Workflow tips

Mirage is designed to be frictionless to integrate into your app, and if you followed one of the Quickstarts you likely have a minimal setup in your project.

Once you get comfortable writing Mirage code, follow these tips to optimize your developer experience and ensure you and your team get the most out of Mirage.

Centralize and share your server between development and testing

While you can use Mirage to create one-off servers directly in your component or test files, it's usually best to centralize your mock server definition so you can share it across your development and testing environments. After all, in production your app will be talking to a single server that implements a single API contract! Using a single server definition thus helps you maintain a consistent mock API contract everywhere Mirage is being used.

So, if you already have a Mirage server that you've started for development or testing, move it somewhere where it's clear that it's going to be used in both the development environment and by your tests.

A common place to define your shared server is src/server.js:

└── src
    ├── App.js
    ├── App.test.js
    └── server.js

Next, from your server.js file, export a function you can use to start your Mirage server:

// src/server.js
import { createServer, Model } from "miragejs"

export function makeServer({ environment = 'test' }) {
  return createServer({
    environment,

    models: {
      movie: Model,
    },

    routes() {
      this.namespace = "api"

      this.resource("movie")
    },
  })
}

Here, we're defining our makeServer function to accept an options arg with an environment key. The test environment turns off Mirage's artificial latency, ignores any initial seeds(), and disables logging to the console. Since you'll likely be importing makeServer in several tests but only one place for development, defaulting the environment to test is a reasonable choice. You can of course customize this function to take whatever additional arguments make sense for your project.

Now, you can import this function to kick off Mirage in development.

For example, in a React app index.js is often the "bootstrapping" file, so you could start Mirage there:

// index.js
import React from "react"
import ReactDOM from "react-dom"
import App from "./App"
import { makeServer } from "./mirage"

makeServer({ environment: "development" })

ReactDOM.render(<App />, document.getElementById("root"))

Now Mirage will start running whenever you develop your React app like normal (npm run start).

In your production environment, you probably don't want Mirage to run (since your app will need to make real network requests), so you might end up with something like this:

// index.js
import React from "react"
import ReactDOM from "react-dom"
import App from "./App"
import { makeServer } from "./mirage"

if (process.env.NODE_ENV === "development") {
  makeServer({ environment: "development" })
}

ReactDOM.render(<App />, document.getElementById("root"))

process.env.NODE_ENV is a common global in setups that exposes the build environment of your app, and can be used to conditionally start Mirage.

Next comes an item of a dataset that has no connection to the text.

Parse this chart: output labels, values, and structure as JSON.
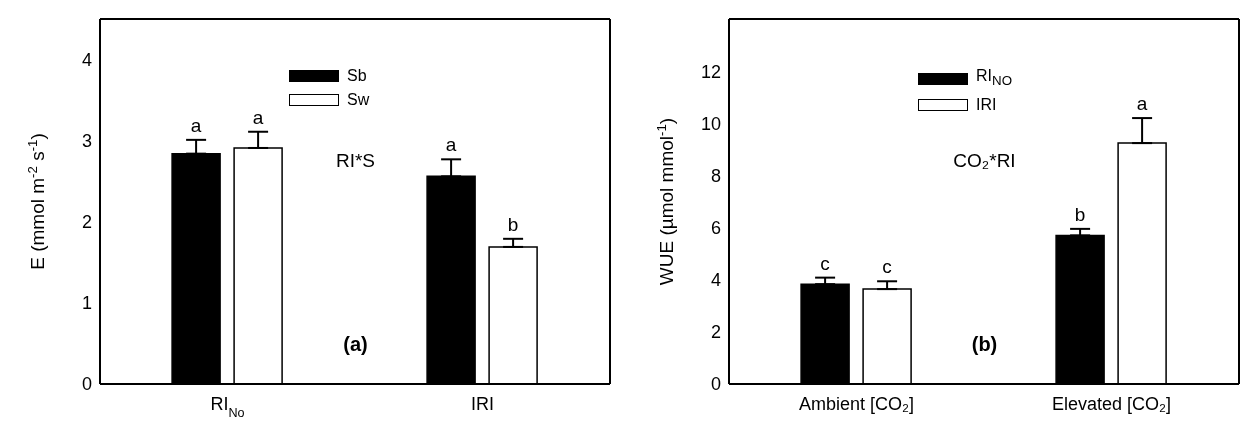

Ideally, if you're not using Mirage in production, you should make sure Mirage's library code as well as your server definition code doesn't get included in your production bundle (unless you're building a prototype and want it enabled). How to accomplish this will depend on your build tooling setup, but in many cases adding a check like the one shown above will automatically treeshake Mirage out of your build.

You can also use your new centralized server definition in tests. Import your makeServer function in a test and use it to start Mirage before each test:

// tests/home-test.js
import { startMirage } from "./mirage"

describe("homepage", function () {
  let server

  beforeEach(() => {
    server = startMirage()
  })

  afterEach(() => {
    server.shutdown()
  })

  it("shows the movies", function () {
    server.createList("movie", 10)

    cy.visit("/")

    cy.get("li.movie").should("have.length", 10)
  })
})

A Mirage server instance has a shutdown method you need to call after each test to clean up your environment.

Note that even though your tests are using the shared server definition, you can still apply one-off modifications in order to test how your app behaves under atypical situations. For example, if you wanted to test how your app responds to a 500 server error, instead of changing your global Mirage server definition you can just modify a single API route within a test:

// tests/home-test.js
import { startMirage } from "./mirage"
import { Response } from "miragejs"

describe("homepage", function () {
  let server

  beforeEach(() => {
    server = startMirage()
  })

  afterEach(() => {
    server.shutdown()
  })

  it("shows an error if the server is down", function () {
    // Override the existing /movies route handler, just for this test
    server.get("/movies", () => new Response(500))

    cy.visit("/")

    cy.get("h1").should("contain", "Whoops! Our site is down.")
  })
})

Because you're shutting down your server and starting a new one for each test, these modifications will only apply to the test where you make them.

You now have a single place to define and extend your Mirage server, and an easy way to use it in your tests.